Afzal Shiraz, Rauf Muhammad, Ashraf Shahzad, Bin Md Ayob Shahrin, Ahmad Arfeen Zeeshan
Department of Electronic Engineering, Dawood University of Engineering and Technology, Karachi 74800, Pakistan.
Department of Computer Science, DHA Suffa University, Karachi 75500, Pakistan.
Diagnostics (Basel). 2025 Feb 5;15(3):378. doi: 10.3390/diagnostics15030378.

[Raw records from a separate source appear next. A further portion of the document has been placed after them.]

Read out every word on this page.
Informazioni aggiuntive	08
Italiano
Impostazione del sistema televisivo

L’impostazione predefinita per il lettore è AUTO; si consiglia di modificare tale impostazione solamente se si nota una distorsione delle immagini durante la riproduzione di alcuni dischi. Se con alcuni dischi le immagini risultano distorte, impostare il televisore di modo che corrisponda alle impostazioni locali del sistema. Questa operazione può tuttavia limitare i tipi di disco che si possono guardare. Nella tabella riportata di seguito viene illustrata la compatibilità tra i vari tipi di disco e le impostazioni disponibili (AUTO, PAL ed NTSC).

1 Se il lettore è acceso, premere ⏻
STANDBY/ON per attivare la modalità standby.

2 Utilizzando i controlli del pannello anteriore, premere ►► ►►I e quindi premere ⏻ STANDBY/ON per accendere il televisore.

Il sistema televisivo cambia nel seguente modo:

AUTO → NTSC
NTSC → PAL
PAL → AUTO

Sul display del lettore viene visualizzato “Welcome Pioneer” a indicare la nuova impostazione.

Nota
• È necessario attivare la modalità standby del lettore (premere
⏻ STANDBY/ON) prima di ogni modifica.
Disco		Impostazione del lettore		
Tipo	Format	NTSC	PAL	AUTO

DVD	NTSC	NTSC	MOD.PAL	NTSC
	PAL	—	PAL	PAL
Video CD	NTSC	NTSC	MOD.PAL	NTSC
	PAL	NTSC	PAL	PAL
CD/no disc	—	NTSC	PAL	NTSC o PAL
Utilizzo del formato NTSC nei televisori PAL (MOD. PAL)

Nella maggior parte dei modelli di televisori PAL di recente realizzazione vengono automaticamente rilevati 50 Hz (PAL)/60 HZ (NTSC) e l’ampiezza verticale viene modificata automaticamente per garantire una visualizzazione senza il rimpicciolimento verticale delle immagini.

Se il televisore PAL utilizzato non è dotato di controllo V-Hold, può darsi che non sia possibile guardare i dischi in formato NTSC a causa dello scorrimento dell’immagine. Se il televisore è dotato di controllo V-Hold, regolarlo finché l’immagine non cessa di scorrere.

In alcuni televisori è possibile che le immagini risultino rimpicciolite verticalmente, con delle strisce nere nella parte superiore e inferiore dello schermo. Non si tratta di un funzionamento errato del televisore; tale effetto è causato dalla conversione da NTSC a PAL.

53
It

Deep transfer learning, leveraging convolutional neural networks (CNNs), has become a pivotal tool for brain tumor detection. However, key challenges include optimizing hyperparameter selection and enhancing the generalization capabilities of models. This study introduces a novel CART-ANOVA (Cartesian-ANOVA) hyperparameter tuning framework, which differs from traditional optimization methods by systematically integrating statistical significance testing (ANOVA) with the Cartesian product of hyperparameter values. This approach ensures robust and precise parameter tuning by evaluating the interaction effects between hyperparameters, such as batch size and learning rate, rather than relying solely on grid or random search. Additionally, it implements seven distinct classification schemes for brain tumors, aimed at improving diagnostic accuracy and robustness. The proposed framework employs a ResNet18-based knowledge transfer learning (KTL) model trained on a primary dataset, with 20% allocated for testing. Hyperparameters were optimized using CART-ANOVA analysis, and statistical validation ensured robust parameter selection. The model's generalization and robustness were evaluated on an independent second dataset. Performance metrics, including precision, accuracy, sensitivity, and F1 score, were compared against other pre-trained CNN models. The framework achieved exceptional testing accuracy of 99.65% for four-class classification and 98.05% for seven-class classification on the source 1 dataset. It also maintained high generalization capabilities, achieving accuracies of 98.77% and 96.77% on the source 2 datasets for the same tasks. The incorporation of seven distinct classification schemes further enhanced variability and diagnostic capability, surpassing the performance of other pre-trained models. The CART-ANOVA hyperparameter tuning framework, combined with a ResNet18-based KTL approach, significantly improves brain tumor classification accuracy, robustness, and generalization. These advancements demonstrate strong potential for enhancing diagnostic precision and informing effective treatment strategies, contributing to advancements in medical imaging and AI-driven healthcare solutions.
利用卷积神经网络(CNN)的深度迁移学习已成为脑肿瘤检测的关键工具。然而,关键挑战包括优化超参数选择和增强模型的泛化能力。本研究引入了一种新颖的CART-ANOVA(笛卡尔积-方差分析)超参数调整框架,该框架与传统优化方法不同,它通过将统计显著性检验(方差分析)与超参数值的笛卡尔积系统地集成在一起。这种方法通过评估超参数之间的交互作用(如批量大小和学习率)来确保稳健而精确的参数调整,而不是仅仅依赖于网格搜索或随机搜索。此外,它还针对脑肿瘤实施了七种不同的分类方案,旨在提高诊断准确性和稳健性。所提出的框架采用了基于ResNet18的知识迁移学习(KTL)模型,该模型在一个主要数据集上进行训练,其中20%用于测试。使用CART-ANOVA分析对超参数进行了优化,并通过统计验证确保了稳健的参数选择。在一个独立的第二个数据集上评估了该模型的泛化能力和稳健性。将性能指标(包括精确率、准确率、灵敏度和F1分数)与其他预训练的CNN模型进行了比较。该框架在源1数据集上实现了四分类99.65%和七分类98.05%的卓越测试准确率。在相同任务的源2数据集上,它还保持了较高的泛化能力,准确率分别达到98.77%和96.77%。七种不同分类方案的纳入进一步增强了变异性和诊断能力,超过了其他预训练模型的性能。CART-ANOVA超参数调整框架与基于ResNet18的KTL方法相结合,显著提高了脑肿瘤分类的准确性、稳健性和泛化能力。这些进展显示出在提高诊断精度和为有效治疗策略提供信息方面的强大潜力,有助于医学成像和人工智能驱动的医疗保健解决方案的进步。